Unless you are committed to some kind of economic utopian egalitarianism, you’ll probably not use the story Jesus told in Matthew 20 about a man who owned a vineyard and who recruited a series of day labourers.
There were five groups of them: some of them started first thing and worked all day, some worked from 9 in the morning, some from noon, some from 3 and some were recruited only at the 11th hour. The kicker in the story comes when the people who’d worked all day watch the 11th hour workers get paid a full day’s wage, assume that therefore they will get more, but end up getting the same.
It’s probably not how you’d run a business: at least you’re unlikely to be successful if the people who turn up after lunch on Friday get the same wage as the people who’ve worked all week!
But it’s the way the Kingdom works, for God’s Kingdom is a Kingdom of reversals. The story is framed by a couple of bookends that make the same point: But many who are first will be last, and the last first (Matthew 19:30); So the last will be first and the first last (Matthew 20:16).
It’s not the first time that Jesus has talked about reversals: the Beatitudes (Matthew 5) pronounce blessing on some of the people who are most likely to be trampled or ignored. Nor is it the last, for it is the servants who are the greatest, the slaves who will be first: just as the Son of Man came to serve and give his life, rather than to be served.
The story of the vineyard workers is an illustration of the principle: but I think it’s also worth making a couple of observations about the King of this kingdom of reversals, and how he treats his workers.

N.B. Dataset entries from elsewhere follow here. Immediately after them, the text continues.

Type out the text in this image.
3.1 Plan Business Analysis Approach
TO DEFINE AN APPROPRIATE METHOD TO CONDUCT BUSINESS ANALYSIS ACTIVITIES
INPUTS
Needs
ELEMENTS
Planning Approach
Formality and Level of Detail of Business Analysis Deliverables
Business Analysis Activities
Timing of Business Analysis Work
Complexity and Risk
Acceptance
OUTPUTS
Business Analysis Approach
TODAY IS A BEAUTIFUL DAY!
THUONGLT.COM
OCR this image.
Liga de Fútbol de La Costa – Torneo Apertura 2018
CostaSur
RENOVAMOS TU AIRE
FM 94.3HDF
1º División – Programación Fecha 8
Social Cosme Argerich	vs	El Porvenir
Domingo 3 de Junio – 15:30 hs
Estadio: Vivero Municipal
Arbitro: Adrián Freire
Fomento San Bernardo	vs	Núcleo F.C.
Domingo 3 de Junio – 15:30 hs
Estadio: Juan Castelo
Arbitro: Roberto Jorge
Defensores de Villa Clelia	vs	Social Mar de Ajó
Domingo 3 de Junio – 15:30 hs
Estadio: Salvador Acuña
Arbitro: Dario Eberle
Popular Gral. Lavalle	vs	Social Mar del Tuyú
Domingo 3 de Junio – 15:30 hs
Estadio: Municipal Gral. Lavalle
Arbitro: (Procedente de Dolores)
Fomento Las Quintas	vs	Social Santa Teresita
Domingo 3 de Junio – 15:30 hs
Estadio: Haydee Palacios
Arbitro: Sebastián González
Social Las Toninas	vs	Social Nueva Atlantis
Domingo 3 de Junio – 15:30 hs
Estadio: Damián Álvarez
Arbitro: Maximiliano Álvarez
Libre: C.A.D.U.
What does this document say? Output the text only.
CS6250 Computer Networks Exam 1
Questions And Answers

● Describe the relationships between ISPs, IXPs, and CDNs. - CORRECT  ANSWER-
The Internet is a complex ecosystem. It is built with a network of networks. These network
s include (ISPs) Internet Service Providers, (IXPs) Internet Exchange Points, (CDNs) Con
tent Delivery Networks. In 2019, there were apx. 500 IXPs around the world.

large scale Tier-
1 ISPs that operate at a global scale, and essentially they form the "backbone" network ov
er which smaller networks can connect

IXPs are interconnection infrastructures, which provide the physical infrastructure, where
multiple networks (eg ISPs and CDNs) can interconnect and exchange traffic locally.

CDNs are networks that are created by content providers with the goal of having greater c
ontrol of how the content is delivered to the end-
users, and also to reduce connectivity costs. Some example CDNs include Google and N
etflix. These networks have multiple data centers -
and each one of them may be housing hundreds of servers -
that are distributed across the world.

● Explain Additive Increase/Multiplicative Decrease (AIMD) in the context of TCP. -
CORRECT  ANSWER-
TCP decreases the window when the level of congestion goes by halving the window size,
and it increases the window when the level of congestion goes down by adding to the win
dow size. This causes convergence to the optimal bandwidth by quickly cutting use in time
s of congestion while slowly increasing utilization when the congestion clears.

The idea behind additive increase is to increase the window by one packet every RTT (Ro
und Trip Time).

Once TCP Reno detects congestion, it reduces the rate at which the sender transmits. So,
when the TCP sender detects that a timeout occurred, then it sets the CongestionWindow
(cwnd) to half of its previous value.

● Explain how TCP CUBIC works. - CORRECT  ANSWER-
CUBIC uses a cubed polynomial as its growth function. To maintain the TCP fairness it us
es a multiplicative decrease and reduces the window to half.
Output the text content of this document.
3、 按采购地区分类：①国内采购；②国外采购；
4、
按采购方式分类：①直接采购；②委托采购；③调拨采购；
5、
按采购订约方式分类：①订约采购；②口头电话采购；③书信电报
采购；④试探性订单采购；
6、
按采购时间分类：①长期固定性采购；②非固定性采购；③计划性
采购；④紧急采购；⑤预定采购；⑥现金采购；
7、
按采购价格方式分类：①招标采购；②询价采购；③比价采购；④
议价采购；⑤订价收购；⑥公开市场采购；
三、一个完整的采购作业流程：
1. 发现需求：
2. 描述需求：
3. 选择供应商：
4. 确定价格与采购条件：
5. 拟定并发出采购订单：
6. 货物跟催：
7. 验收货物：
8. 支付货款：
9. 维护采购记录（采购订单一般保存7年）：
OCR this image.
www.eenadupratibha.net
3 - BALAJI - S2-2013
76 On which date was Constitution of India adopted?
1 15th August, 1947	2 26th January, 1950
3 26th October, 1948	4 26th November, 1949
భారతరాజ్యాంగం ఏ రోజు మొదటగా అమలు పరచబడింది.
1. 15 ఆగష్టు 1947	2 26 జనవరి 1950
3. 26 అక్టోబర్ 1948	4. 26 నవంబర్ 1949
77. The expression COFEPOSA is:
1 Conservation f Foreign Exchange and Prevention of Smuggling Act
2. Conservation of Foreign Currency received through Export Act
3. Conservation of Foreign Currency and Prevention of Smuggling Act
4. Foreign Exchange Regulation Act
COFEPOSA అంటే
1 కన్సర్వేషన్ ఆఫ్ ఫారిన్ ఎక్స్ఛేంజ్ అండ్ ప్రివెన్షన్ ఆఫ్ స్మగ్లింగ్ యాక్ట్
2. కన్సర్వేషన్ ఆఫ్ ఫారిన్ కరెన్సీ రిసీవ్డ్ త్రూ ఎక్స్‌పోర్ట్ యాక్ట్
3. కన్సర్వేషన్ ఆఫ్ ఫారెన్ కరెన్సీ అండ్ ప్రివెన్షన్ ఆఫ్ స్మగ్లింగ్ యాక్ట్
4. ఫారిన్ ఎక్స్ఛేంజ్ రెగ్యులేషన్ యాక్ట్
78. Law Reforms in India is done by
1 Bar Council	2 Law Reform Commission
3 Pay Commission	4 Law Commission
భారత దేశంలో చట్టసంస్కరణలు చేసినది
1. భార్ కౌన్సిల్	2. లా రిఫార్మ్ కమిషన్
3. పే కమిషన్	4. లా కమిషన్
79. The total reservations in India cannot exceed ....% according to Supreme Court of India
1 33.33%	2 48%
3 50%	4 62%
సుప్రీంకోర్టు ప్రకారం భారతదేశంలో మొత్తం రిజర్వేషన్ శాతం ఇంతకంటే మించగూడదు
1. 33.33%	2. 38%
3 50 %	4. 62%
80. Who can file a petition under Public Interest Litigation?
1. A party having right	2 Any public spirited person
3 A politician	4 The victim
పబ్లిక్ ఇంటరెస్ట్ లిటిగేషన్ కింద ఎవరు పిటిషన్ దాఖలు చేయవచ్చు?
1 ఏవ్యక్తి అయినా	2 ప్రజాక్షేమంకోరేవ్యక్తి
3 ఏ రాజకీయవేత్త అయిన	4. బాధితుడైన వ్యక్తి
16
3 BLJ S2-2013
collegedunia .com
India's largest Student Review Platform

- He is fair – and never underpays. In the story the 12 hour workers got what they had been promised. Justice and fairness are important planks in how an ordered society should work and in the story the vineyard owner kept his word. Perhaps the point is not far removed from the assurances that Jesus gave Peter and the disciples in Matthew 20: anyone who lives sacrificially for the King and his Kingdom will receive their reward, for the King never underpays.
- He is generous – and gladly overpays. In a sense the workers’ grumbling (not unlike the older brother in Luke 15) had less to do with what they received and more to do with the treatment of the 11th hour brigade. Had they received the day’s wage promised and the others received only a fraction of that, there would have been no complaint. But – as the vineyard owner pointed out to them – they begrudged their employer’s generosity. People whose lives are built exclusively around the notion of fairness – no such thing as a free lunch, you’ve got to pay your way – are likely to struggle with grace. They are so intent on being treated fairly that they resent it when the King chooses to be generous over less-deserving folk.
So how do you handle it when God seems to bless someone else more than you? When they seem to have a bigger portion of his favour and by your reckoning they are not as deserving as you? Perhaps they are not as gifted, not as theologically sound, not as diligent, not as righteous – at least in your estimate: and yet God chooses to bless them! What if you’re a leader and God seems to be blessing someone else’s leadership or ministry more than yours?
How often to some of us need to hear the King’s rebuke: Would you begrudge my generosity? If our relationship with God is based largely on some kind of quid pro quo arrangement, we are likely to struggle when he is kind and generous to those who – in our judgement – don’t deserve it.
And isn’t it also true that those who truly appreciate God’s generosity to them will not begrudge his generosity to others, even when those others are, apparently, less deserving?